¿Qué pensamientos genera en ti la palabra ‘límite’?

A menudo asociamos este concepto con aquello que no podemos hacer, con las limitaciones, pero no nos damos cuenta de que los límites en realidad son herramientas poderosas que facilitan que muchas cosas en nuestra sociedad funciones de manera adecuada. Todas las actividades – tanto personales como profesionales – en las que nos involucramos durante un día normal están enmarcadas en límites sociales, económicos y culturales. Pero no nos sentimos limitados por ellos cuando, por ejemplo, esperamos en la fila para ingresar al cine, en lugar de entrar como una multitud desorganizada que se da codazos para conseguir un mejor asiento. Los límites culturales implícitos proporcionan una mejor experiencia y ayuda a que las cosas funcionen bien.

Si pensamos en nuestra vida laboral, establecer límites es útil en más de una manera. Por ejemplo, cuando necesitas concentrarte en una tarea en particular, probablemente utilizas algunas de las herramientas de las que hablamos antes – un temporizador digital, una lista de cosas para hacer, etc. – para limitar tu enfoque y tu tiempo a esa actividad únicamente. Pero, ¿cómo podrías aplicar límites para aumentar tu productividad y, al mismo tiempo, obtener más libertad?

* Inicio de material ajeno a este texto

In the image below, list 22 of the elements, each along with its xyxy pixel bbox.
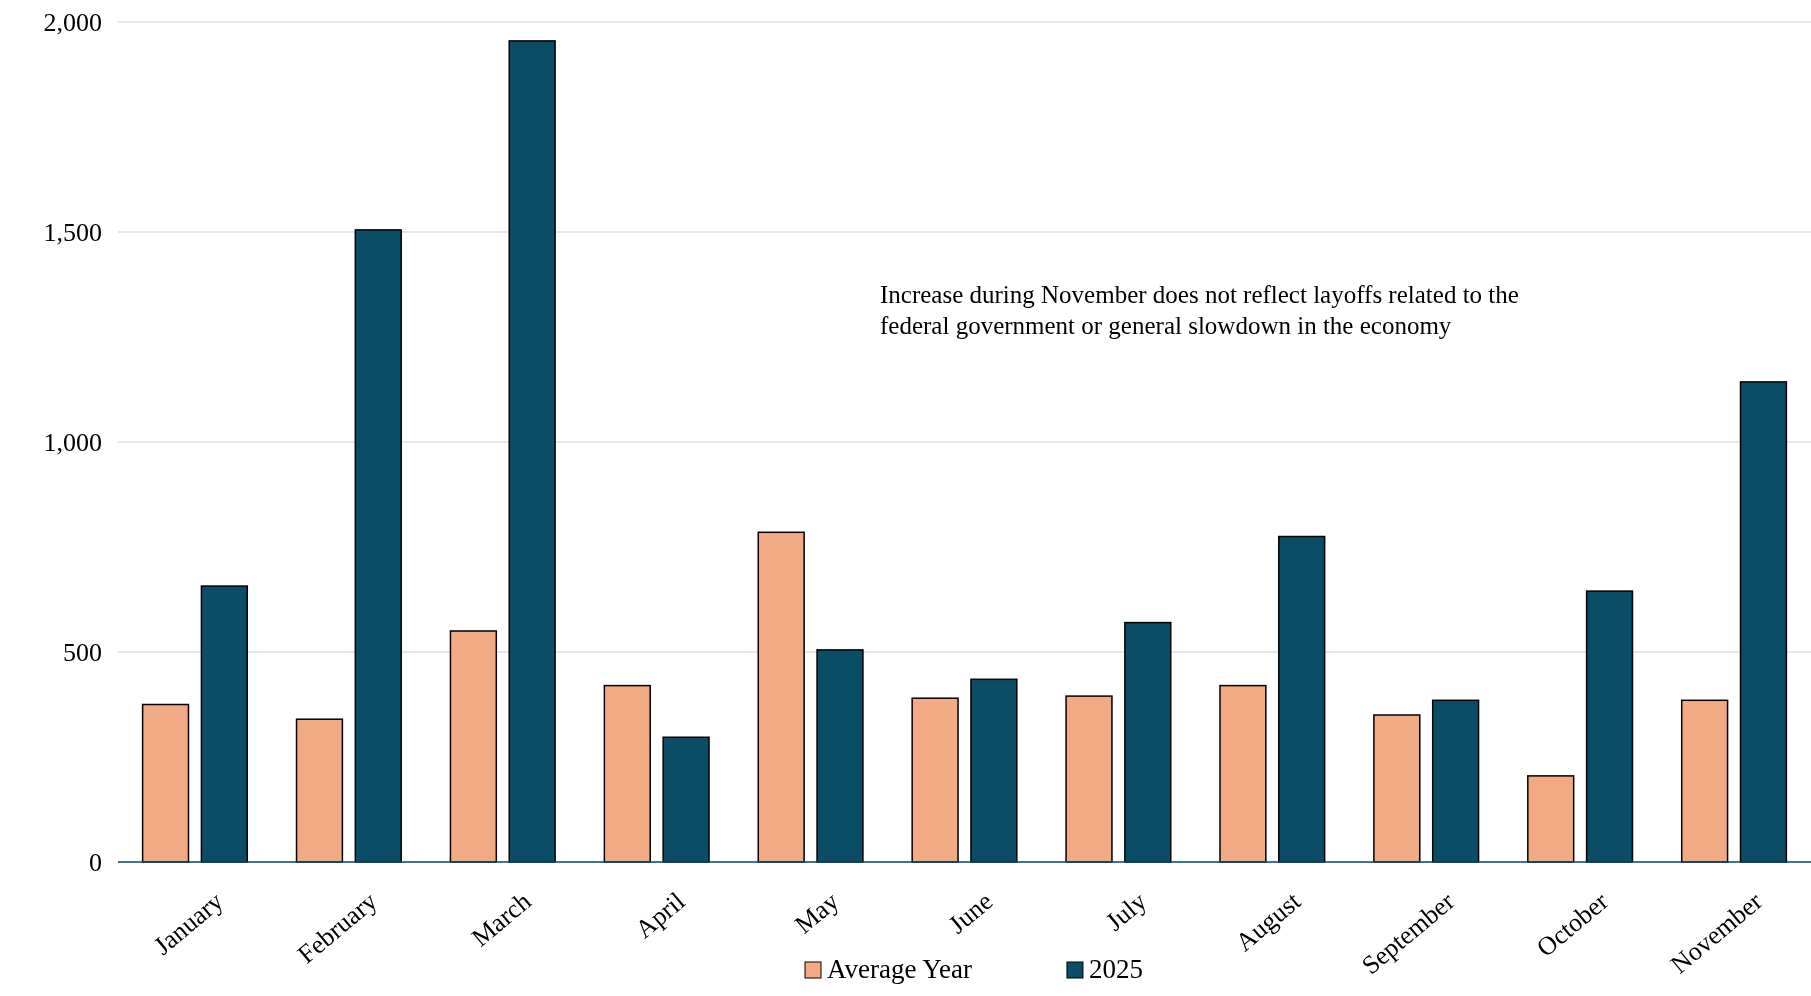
- bar: [911, 697, 959, 863]
- y-tick-label: 500: [63, 637, 102, 667]
- bar: [449, 630, 498, 863]
- bar: [603, 684, 651, 863]
- x-tick-label: July: [1100, 886, 1153, 937]
- y-tick-label: 0: [89, 847, 102, 877]
- x-tick-label: June: [943, 886, 999, 940]
- legend-label: Average Year: [827, 954, 972, 984]
- bar: [141, 703, 190, 863]
- bar: [295, 718, 344, 863]
- bar: [1219, 684, 1267, 863]
- bar: [757, 531, 805, 863]
- y-tick-label: 1,500: [43, 217, 102, 247]
- annotation: Increase during November does not reflect layoffs related to the federal government or general slowdown in the economy: [880, 281, 1519, 339]
- bar: [1373, 714, 1421, 863]
- bar: [1680, 699, 1729, 863]
- y-tick-label: 2,000: [43, 7, 102, 37]
- x-tick-label: May: [789, 886, 845, 940]
- bar: [1527, 775, 1575, 863]
- y-tick-label: 1,000: [43, 427, 102, 457]
- legend-label: 2025: [1088, 954, 1143, 984]
- bar: [1065, 695, 1113, 863]
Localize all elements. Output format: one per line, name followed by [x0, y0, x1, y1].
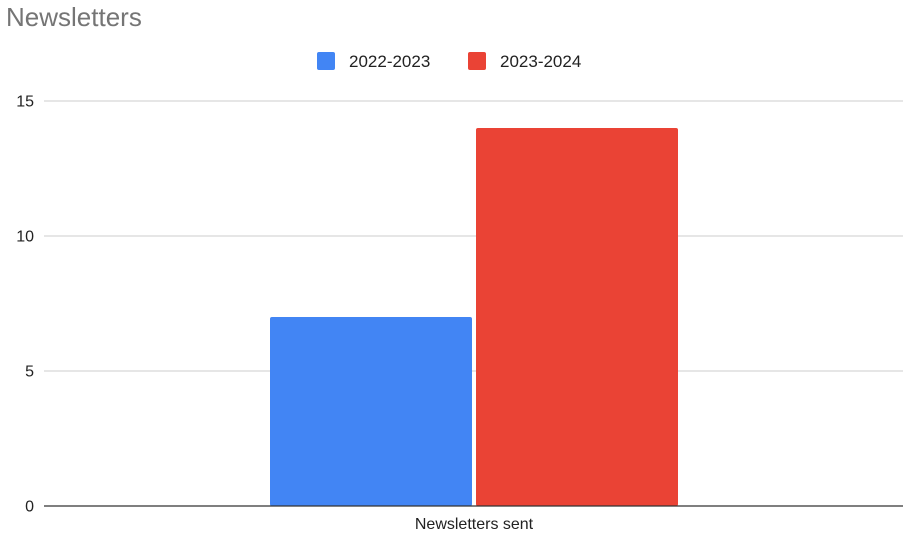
chart-title: Newsletters: [6, 2, 142, 32]
legend-swatch-2022-2023: [317, 52, 335, 70]
bar-2023-2024-newsletters-sent: [476, 128, 678, 506]
chart-legend: 2022-2023 2023-2024: [317, 52, 581, 71]
y-tick-label: 15: [16, 94, 34, 111]
bar-2022-2023-newsletters-sent: [270, 317, 472, 506]
x-tick-label: Newsletters sent: [415, 516, 534, 533]
y-tick-label: 0: [25, 499, 34, 516]
y-tick-label: 10: [16, 229, 34, 246]
bars: [270, 128, 678, 506]
y-tick-label: 5: [25, 364, 34, 381]
legend-label: 2022-2023: [349, 52, 430, 71]
legend-swatch-2023-2024: [468, 52, 486, 70]
gridlines: [44, 100, 903, 372]
legend-label: 2023-2024: [500, 52, 581, 71]
x-axis: Newsletters sent: [44, 505, 903, 533]
y-axis: 0 5 10 15: [16, 94, 34, 516]
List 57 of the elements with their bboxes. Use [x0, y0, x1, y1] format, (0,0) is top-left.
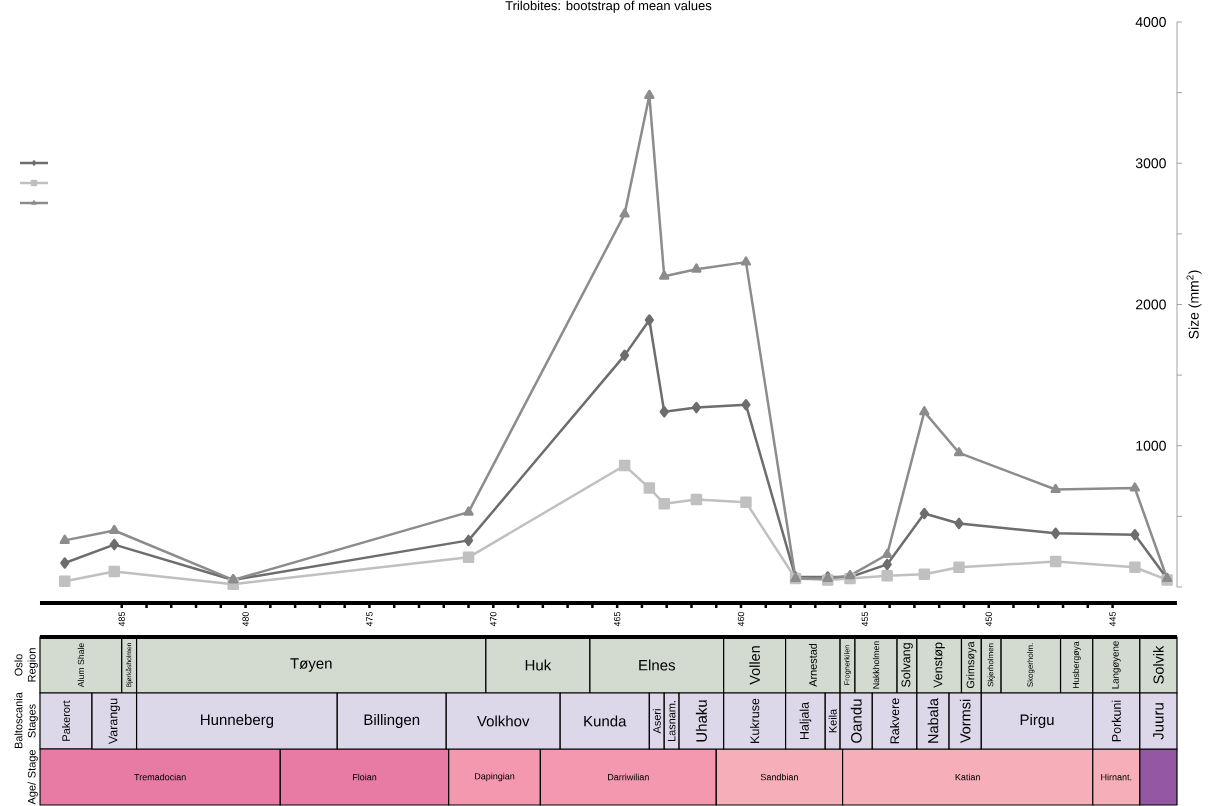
- data-label: Porkuni: [1111, 700, 1121, 742]
- data-label: Lasnam.: [667, 701, 676, 742]
- data-label: Alum Shale: [77, 643, 85, 688]
- data-label: Tøyen: [290, 658, 332, 672]
- chart-title: Trilobites: bootstrap of mean values: [505, 0, 712, 13]
- data-label: Rakvere: [890, 698, 900, 744]
- data-label: Pirgu: [1020, 714, 1054, 728]
- data-label: Volkhov: [477, 715, 530, 727]
- data-label: Venstøp: [933, 642, 945, 688]
- data-label: Katian: [955, 773, 980, 781]
- data-label: Vormsi: [959, 699, 971, 744]
- y-tick-label: Baltoscania Stages: [14, 692, 38, 749]
- x-tick-label: 450: [985, 611, 992, 627]
- x-tick-label: 475: [366, 611, 373, 627]
- data-label: Arnestad: [808, 643, 817, 687]
- x-tick-label: 485: [118, 611, 125, 627]
- data-label: Langøyene: [1111, 641, 1121, 689]
- x-tick-label: 470: [490, 611, 497, 627]
- data-label: Juuru: [1153, 703, 1164, 740]
- data-label: Billingen: [364, 714, 420, 728]
- x-tick-label: 460: [737, 611, 745, 627]
- data-label: Tremadocian: [134, 773, 186, 781]
- data-label: Oandu: [850, 699, 862, 743]
- data-label: Hirnant.: [1101, 773, 1132, 781]
- y-tick-label: Oslo Region: [14, 648, 38, 682]
- x-tick-label: 455: [861, 611, 869, 627]
- data-label: Nakkholmen: [872, 641, 880, 689]
- data-label: Kunda: [584, 715, 627, 727]
- data-label: Huk: [525, 659, 552, 671]
- data-label: Nabala: [927, 698, 939, 743]
- data-label: Solvik: [1153, 645, 1164, 684]
- y-axis-title: Size (mm$^{2}$): [1186, 270, 1202, 339]
- data-label: Solvang: [901, 643, 913, 688]
- data-label: Kukruse: [750, 698, 760, 743]
- data-label: Pakerort: [61, 700, 70, 741]
- data-label: Elnes: [639, 659, 675, 671]
- data-label: Haljala: [799, 701, 812, 740]
- data-label: Keila: [828, 708, 837, 733]
- data-label: Floian: [352, 773, 377, 781]
- data-label: Husbergøya: [1072, 641, 1081, 688]
- data-label: Grimsøya: [966, 641, 977, 689]
- data-label: Hunneberg: [201, 714, 274, 728]
- y-tick-label: Age/ Stage: [27, 749, 38, 805]
- data-label: Aseri: [652, 709, 661, 734]
- x-tick-label: 445: [1109, 611, 1116, 627]
- data-label: Vollen: [749, 646, 760, 685]
- y-tick-label: 2000: [1136, 299, 1166, 310]
- y-tick-label: 4000: [1135, 17, 1166, 27]
- data-label: Sandbian: [760, 773, 798, 781]
- x-tick-label: 465: [613, 611, 621, 627]
- x-tick-label: 480: [242, 611, 249, 627]
- y-tick-label: 3000: [1135, 158, 1166, 169]
- data-label: Darriwilian: [608, 773, 649, 781]
- data-label: Dapingian: [475, 772, 515, 782]
- data-label: Varangu: [108, 698, 120, 745]
- y-tick-label: 1000: [1136, 440, 1166, 451]
- data-label: Uhaku: [695, 700, 707, 742]
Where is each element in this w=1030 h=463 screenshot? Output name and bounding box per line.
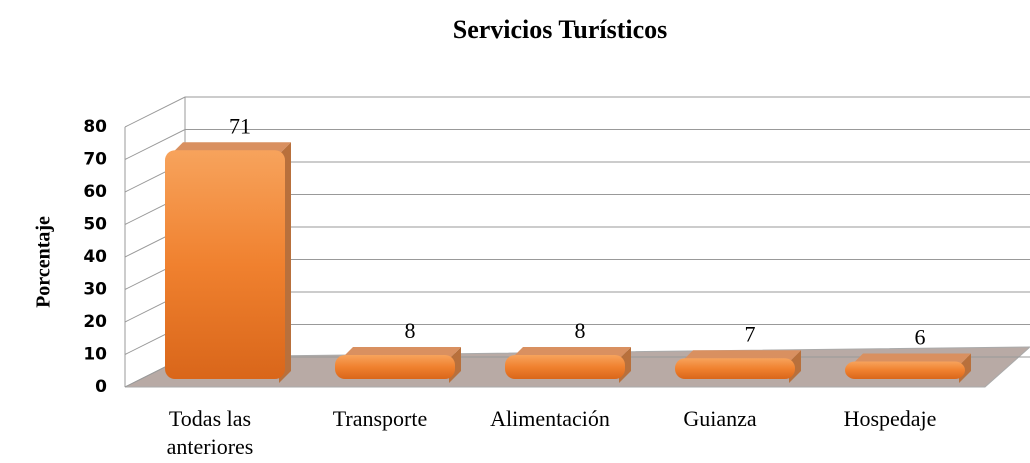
x-tick-label: Alimentación <box>490 406 610 431</box>
x-tick-label: Transporte <box>332 406 428 431</box>
y-tick-label: 50 <box>83 215 107 235</box>
x-tick-label: Guianza <box>683 406 757 431</box>
y-tick-label: 10 <box>83 345 107 365</box>
y-tick-label: 20 <box>83 312 107 332</box>
bar <box>165 150 285 379</box>
value-label: 6 <box>915 325 926 350</box>
y-tick-label: 0 <box>95 377 107 397</box>
value-label: 8 <box>405 318 416 343</box>
value-label: 7 <box>745 321 756 346</box>
bar <box>335 355 455 379</box>
value-label: 8 <box>575 318 586 343</box>
y-tick-label: 70 <box>83 150 107 170</box>
chart-title: Servicios Turísticos <box>453 15 668 44</box>
x-tick-label: Todas las anteriores <box>166 406 254 459</box>
bar <box>675 358 795 379</box>
value-label: 71 <box>229 113 251 138</box>
x-tick-label: Hospedaje <box>843 406 937 431</box>
y-tick-label: 80 <box>83 117 107 137</box>
grid-line <box>124 96 1030 128</box>
bar <box>505 355 625 379</box>
bar <box>845 361 965 379</box>
y-axis-label: Porcentaje <box>33 216 55 308</box>
y-tick-label: 40 <box>83 247 107 267</box>
y-tick-label: 60 <box>83 182 107 202</box>
y-tick-label: 30 <box>83 280 107 300</box>
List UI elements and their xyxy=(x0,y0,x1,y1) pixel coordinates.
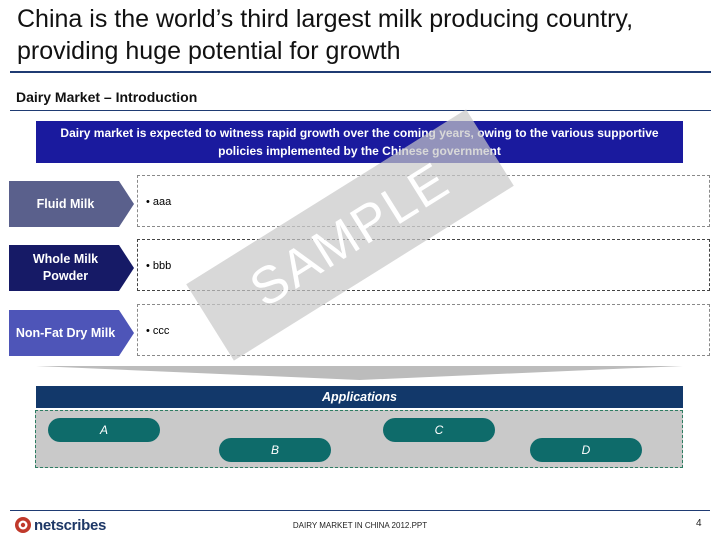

Durante los últimos años, he conocido a personas que vieron como sus horas laborales aumentaban en cantidad gradualmente con el correr del tiempo. Si estás leyendo este artículo, probablemente sientes que tienes demasiadas cosas que hacer, y no suficiente tiempo para hacerlas. Muchas personas se encuentran en las mismas circunstancias, e intentan resolverlo comenzando a trabajar más temprano, y saliendo de la oficina más tarde. No obstante, sus listas de tareas por hacer continúan creciendo, llenando sus días con actividades y más responsabilidades. Este es un dato interesante: de acuerdo con la Ley de Parkinson, ‘El trabajo se expande hasta llenar el tiempo disponible para que se termine’. ¿Ves alguna coincidencia con tu situación actual?

Esto es lo que puedes hacer. En primer lugar, utiliza tu lista de “Me siento mejor cuando…”, o piensa en la siguiente afirmación, “hago esto para…”, para determinar si puedes continuar con tu enfoque actual. Es muy probable que te des cuenta de que necesitas establecer límites a la cantidad de tiempo que pasas trabajando cada día para ganar libertad y mejorar tu desempeño.

Durante los próximos 5 días hábiles, toma la decisión consciente de cuándo comenzarás a trabajar – o a qué hora llegarás a la oficina – , y en qué momento te detendrás, o te irás de la oficina. Luego acorta tu día laboral unos minutos cada vez hasta que te sientas más cómodo. Si te apegas a esto, notarás que te volverás un poco más productivo. ¿Por qué? Porque ahora eres consciente de las limitaciones de tiempo, y aprenderás a elegir tus actividades más sabiamente, a enfocarte más, y a trabajar con más inteligencia. He compartido contigo algunas herramientas y estrategias – tales como las TMIs, organizar tus tareas según verbos y sustantivos, aprender a usar dispositivos que te faciliten las cosas – las cuales puedes utilizar para mejorar la forma en que administras tus recursos limitados: tiempo, energía y concentración.

Recuerda, cuando estableces un límite a tu día labora, estás alentándote a ti mismo y a los demás a valorar tu tiempo, y a encontrar maneras de completar tus TMIs de forma más eficiente.